Des briques, des pierres de taille ou des moellons en calcaire, des toits à longs pans… Les anciens abattoirs présentaient généralement une structure de style industriel et normée. Plusieurs bâtiments étaient disposés sur un plan en forme de « U » permettant d’accueillir une cour au centre, où avait lieu l’abattage des animaux, comme ceux de Villejuif (photographie ci-après) qui s’étendaient sur 27 000 mètres carrés, détruits en 1902 et où se situe désormais l’École Nationale Supérieure des Arts et Métiers. Les différentes ailes des bâtiments avaient, quant à elles, des vocations spécifiques : triperie, bouverie, bergerie, porcherie, échaudoir…

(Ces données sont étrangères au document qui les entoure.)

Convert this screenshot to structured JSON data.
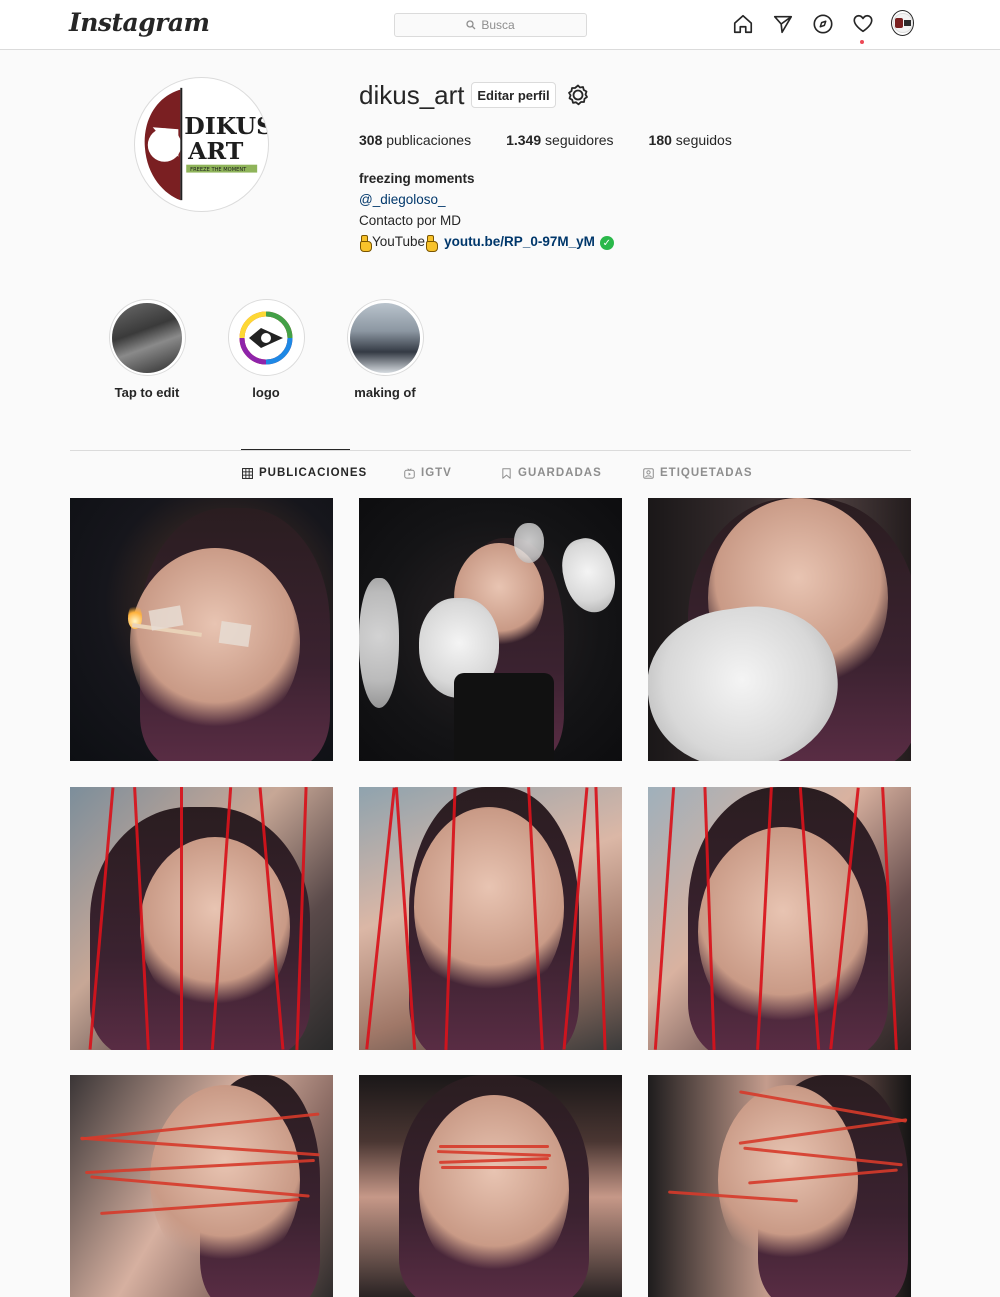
{
  "topnav": {
    "logo": "Instagram",
    "search_placeholder": "Busca"
  },
  "profile": {
    "username": "dikus_art",
    "edit_button": "Editar perfil",
    "stats": {
      "posts_count": "308",
      "posts_label": "publicaciones",
      "followers_count": "1.349",
      "followers_label": "seguidores",
      "following_count": "180",
      "following_label": "seguidos"
    },
    "bio": {
      "name": "freezing moments",
      "mention": "@_diegoloso_",
      "line3": "Contacto por MD",
      "youtube_text": "YouTube",
      "link": "youtu.be/RP_0-97M_yM"
    },
    "avatar_logo": {
      "line1": "DIKUS",
      "line2": "ART",
      "tagline": "FREEZE THE MOMENT"
    }
  },
  "highlights": [
    {
      "label": "Tap to edit"
    },
    {
      "label": "logo"
    },
    {
      "label": "making of"
    }
  ],
  "tabs": [
    {
      "label": "PUBLICACIONES",
      "active": true
    },
    {
      "label": "IGTV",
      "active": false
    },
    {
      "label": "GUARDADAS",
      "active": false
    },
    {
      "label": "ETIQUETADAS",
      "active": false
    }
  ],
  "posts_count_shown": 9,
  "colors": {
    "link": "#00376b",
    "border": "#dbdbdb",
    "text": "#262626",
    "muted": "#8e8e8e",
    "notification_dot": "#ed4956",
    "verified": "#2ab84a"
  }
}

L’entrée des abattoirs de Villejuif (©DR)

Mais comment ces abattoirs normés sont-ils nés ? Jusqu’au XIXème siècle, les métiers de la viande, en particulier dans les grandes villes, sont organisés en corporation. Désorganisées pendant la Révolution, ces corporations périclitent et des questions sanitaires sont mises sur le devant de la table avec un premier Conseil de salubrité en 1802. Pour résoudre les problématiques sanitaires, Napoléon Bonaparte ordonna par décret en 1810 la création de cinq abattoirs à l’extérieur de la ville de Paris et interdit par la même occasion les abattoirs intramuros. Désormais à l’abandon, ces abattoirs et ont été progressivement rattrapés par la ville avec l’étalement urbain. Une évolution géographique qui facilite leurs reconversions.

Des anciens abattoirs devenus espaces de culture et d’art contemporain

C’est sans doute l’un des projets les plus emblématiques de la reconquête du patrimoine industriel de Rome : la transformation de l’abattoir construit en 1888 en centre d’exposition. Après la fermeture du site en 1975, la ville de Rome a décidé d’utiliser les grands espaces extérieurs pour organiser des manifestations culturelles jusqu’en 2002, avant l’inauguration du MACRo Future, ou Musée d’Art Contemporain de Rome, en 2003. Les bâtiments accueillent de jeunes artistes internationaux en pleine ascension, la cour est quant à elle dédiée à de plus petites manifestations, dans un décor qui a préservé un maximum d’éléments existants comme les charpentes métalliques, les chaudrons, les chaudières, les cuves, les réservoirs et surtout le chemin de rails aérien.

Les ancien rails en fer des abattoirs visibles depuis la cour du musée (©iStock)

À Paris, le quartier de la Villette fait aussi école en matière de transformation d’anciens abattoirs. Édifiés en 1867 au sud du canal de l’Ourcq pour remplacer les cinq grands abattoirs parisiens sur une volonté du baron Haussmann, les abattoirs et marchés aux bestiaux de la Villette ouvrent leurs portes en 1867. Ce projet aura duré un siècle avant un changement de décor radical. En 1979, le site est intégralement réaménagé sur 55 hectares pour laisser place au parc de la Villette, à la Grande halle et sa capacité d’accueil de 15 000 personnes, à la Petite halle et sa librairie, à la Cité de la Musique et à la Philharmonie de Paris.

La façade de la grande halle de la Villette qui a conservé la structure métallique des anciens abattoirs (©iStock)

À Toulouse, les anciens abattoirs ont eux aussi été reconvertis en lieu culturel qui porte toujours le nom « Les abattoirs ». Inauguré en 2000, le musée propose des expositions d’art moderne et des créations d’artistes contemporains. Dès le parvis, les visiteurs sont plongés dans un univers artistique contemporain avec des sculptures monumentales dans un décor resté fidèle aux origines avec les différentes halles de brique rouge.

L’une des cours intérieures des anciens abattoirs de Toulouse (©DR)

Des requalifications diverses qui préservent l’architecture d’origine

Les anciens abattoirs changent radicalement d’usage mais les structures industrielles des sites restent visibles, comme à Nancy où les bâtiments construits au début du XXème siècle ont conservé leur façade monumentale et leur verrière. Transformés en technopole en 2013, la halle offre un plateau de plus de 2 000 mètres carrés pour des entreprises innovantes (numérique, ingénierie urbaine, industries culturelles et créatives…). Ce projet s’inscrit dans la requalification des bords de la Meurthe, portée par la Communauté urbaine du Grand Nancy et l’Établissement public foncier de Lorraine, avec la volonté forte de faire des anciens abattoirs un bâtiment iconique du quartier.

Les transformations réussies des anciens abattoirs de Rome, Paris, Toulouse et Nancy pourraient bien faire des émules.